MLK DB DC & DD

Annual holiday today, MLK birthday and I remember when he was assassinated. Stationed in Washington, DC and living in a rented house on Wakefield Chapel Road just off Route 236 outside the Beltway, we had bought a small travel trailer and were at a campsite up in the BlueRidge. I can’t visualize that we would have had a TV up there, so must have been following the news on radio. Would it have been Walter Cronkite? I don’t remember. 

My duty station was in the Navy Annex looking east over at the Pentagon and north across the Potomac to the District, and what I do remember in following days is a skyline of flames as enraged mobs torched parts of the city, and heavy smoke both rising into the sky and hovering over the city. It doesn’t “all come back to me now,” what it does is remind me of my Navy days from start to finish, mainly as always destroyer duty which was the best part of my twenty years, and the two shore duty tours in Washington, nearly ten years apart and leaving me with totally different memories. 

Seems to me Dr. King was the same age as Dietrich Bonhoeffer, both of them 39 when murdered, I was thinking of Bonhoeffer yesterday as we read Call Stories in the Bible. Students all over America will be reading transcripts or listening to recordings of MLK's “I have a dream” speech on the Mall in Washington, I remember listening to it in class with my middle school students at Holy Nativity Episcopal School eight or ten years ago. The mind wanders, and one of many memories is Resurrection City, the enormous tent city that went up on the Mall by the old Main Navy Building, that was during our first tour in Washington. The second tour is more or less a blur, mostly less.

Earlier this morning I was clearing my desktop of seldom used icons. Came across and read again a destroyer story by a retired Navy captain whose destroyer experience was different from but contemporary with my own, and bringing all that back. http://www.navyhistory.org/2013/10/fletcher-class-destroyers-my-experience-1950s/  His was west coast, mine east coast. What pops into mind at the moment is my first day at sea in a Navy destroyer. It was in 1958 for sea trials after the ship finished overhaul at Portsmouth (VA) Naval Shipyard. How the pier moved back and forth as I walked down it dizzily at the end of the day and marvelled that now I had my sea legs I had lost my land legs.
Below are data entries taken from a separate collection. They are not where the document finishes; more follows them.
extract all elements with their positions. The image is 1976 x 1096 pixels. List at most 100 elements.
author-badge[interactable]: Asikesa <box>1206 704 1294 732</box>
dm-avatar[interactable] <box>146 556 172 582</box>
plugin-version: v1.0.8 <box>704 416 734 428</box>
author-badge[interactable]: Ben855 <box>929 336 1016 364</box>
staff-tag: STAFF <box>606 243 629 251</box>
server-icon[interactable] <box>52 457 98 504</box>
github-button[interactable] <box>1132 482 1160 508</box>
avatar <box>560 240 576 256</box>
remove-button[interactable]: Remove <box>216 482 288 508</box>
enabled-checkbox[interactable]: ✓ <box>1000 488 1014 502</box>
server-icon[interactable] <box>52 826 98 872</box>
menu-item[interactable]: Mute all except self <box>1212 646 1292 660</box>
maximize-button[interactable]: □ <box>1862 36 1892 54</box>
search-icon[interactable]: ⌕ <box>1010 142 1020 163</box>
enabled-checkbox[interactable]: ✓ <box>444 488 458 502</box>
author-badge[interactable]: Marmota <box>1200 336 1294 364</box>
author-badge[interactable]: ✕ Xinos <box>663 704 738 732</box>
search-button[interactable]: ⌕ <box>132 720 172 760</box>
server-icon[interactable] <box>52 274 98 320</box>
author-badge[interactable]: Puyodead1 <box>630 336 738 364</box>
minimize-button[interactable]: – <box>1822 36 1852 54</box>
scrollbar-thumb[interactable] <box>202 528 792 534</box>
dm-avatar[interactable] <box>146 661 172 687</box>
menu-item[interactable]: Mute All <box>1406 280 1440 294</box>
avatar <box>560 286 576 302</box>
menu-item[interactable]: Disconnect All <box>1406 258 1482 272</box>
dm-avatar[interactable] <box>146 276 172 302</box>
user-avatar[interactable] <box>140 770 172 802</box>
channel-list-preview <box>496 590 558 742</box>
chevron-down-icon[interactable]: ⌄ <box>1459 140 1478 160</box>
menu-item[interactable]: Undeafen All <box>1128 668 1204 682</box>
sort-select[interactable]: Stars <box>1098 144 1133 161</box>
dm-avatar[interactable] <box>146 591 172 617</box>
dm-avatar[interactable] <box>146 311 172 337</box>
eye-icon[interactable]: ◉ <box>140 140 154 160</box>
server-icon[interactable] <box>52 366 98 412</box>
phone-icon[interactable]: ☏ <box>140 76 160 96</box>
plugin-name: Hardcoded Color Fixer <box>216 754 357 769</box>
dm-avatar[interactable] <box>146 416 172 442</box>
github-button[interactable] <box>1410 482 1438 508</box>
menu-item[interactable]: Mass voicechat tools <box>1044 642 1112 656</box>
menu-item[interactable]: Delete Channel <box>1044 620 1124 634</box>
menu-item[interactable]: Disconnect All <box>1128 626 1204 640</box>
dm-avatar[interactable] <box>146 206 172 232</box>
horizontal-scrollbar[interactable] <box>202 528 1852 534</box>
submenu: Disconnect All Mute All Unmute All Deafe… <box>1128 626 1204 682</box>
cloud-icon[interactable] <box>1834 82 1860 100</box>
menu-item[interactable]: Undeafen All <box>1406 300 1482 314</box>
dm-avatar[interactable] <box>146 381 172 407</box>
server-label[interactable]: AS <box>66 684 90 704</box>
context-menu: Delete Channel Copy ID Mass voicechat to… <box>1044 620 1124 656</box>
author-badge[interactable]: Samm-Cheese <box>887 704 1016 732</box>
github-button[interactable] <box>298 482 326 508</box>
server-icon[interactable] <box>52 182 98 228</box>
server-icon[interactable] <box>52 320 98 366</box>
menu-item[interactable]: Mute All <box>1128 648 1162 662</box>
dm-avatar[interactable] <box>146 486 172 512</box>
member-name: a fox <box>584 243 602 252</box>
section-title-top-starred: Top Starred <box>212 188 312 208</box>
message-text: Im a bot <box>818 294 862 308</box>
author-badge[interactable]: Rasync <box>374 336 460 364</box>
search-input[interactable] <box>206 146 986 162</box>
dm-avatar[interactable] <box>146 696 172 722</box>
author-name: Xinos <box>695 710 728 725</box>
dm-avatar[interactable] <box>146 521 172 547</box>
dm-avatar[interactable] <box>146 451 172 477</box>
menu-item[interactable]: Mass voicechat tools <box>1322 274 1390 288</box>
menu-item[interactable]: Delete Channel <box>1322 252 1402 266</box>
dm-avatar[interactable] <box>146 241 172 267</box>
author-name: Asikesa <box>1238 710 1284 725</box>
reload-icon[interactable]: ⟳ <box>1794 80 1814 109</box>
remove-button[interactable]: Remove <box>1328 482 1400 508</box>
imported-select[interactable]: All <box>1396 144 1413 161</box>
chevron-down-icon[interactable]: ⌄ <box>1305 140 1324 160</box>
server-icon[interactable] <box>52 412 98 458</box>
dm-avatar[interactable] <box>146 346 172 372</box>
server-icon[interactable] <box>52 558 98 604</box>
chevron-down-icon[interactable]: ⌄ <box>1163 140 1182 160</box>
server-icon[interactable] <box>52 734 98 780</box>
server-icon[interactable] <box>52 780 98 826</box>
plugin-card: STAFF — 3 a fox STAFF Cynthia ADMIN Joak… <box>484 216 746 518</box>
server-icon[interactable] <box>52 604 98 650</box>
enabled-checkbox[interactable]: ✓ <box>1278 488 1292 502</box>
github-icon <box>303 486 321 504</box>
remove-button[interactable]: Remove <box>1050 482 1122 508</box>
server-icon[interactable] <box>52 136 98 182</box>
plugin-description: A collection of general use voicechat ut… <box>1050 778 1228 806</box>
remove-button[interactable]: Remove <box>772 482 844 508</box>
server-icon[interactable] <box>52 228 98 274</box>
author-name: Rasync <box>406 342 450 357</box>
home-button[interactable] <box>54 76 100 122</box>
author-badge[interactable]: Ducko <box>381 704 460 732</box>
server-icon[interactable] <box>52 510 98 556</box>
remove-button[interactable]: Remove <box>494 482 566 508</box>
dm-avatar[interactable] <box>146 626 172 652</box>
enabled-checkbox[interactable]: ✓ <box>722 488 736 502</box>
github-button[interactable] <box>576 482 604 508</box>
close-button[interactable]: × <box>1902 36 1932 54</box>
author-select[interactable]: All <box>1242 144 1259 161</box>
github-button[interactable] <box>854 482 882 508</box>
Stepping on a heavy cable as I made my way off the pier, because the old Chief Petty Officer who had taught our engineering class at OCS had told us always to step on a cable, never over a cable because if the cable suddenly goes taut it’s better to be thrown thirty feet into the air than to be cut in two. 

My Navy experience anymore is watching that small craft making its morning way from the Navy base across the Bay out the channel in front of me and through the pass for a busy day at sea, then back into port late afternoon. Green going out to play. Red Right Returning.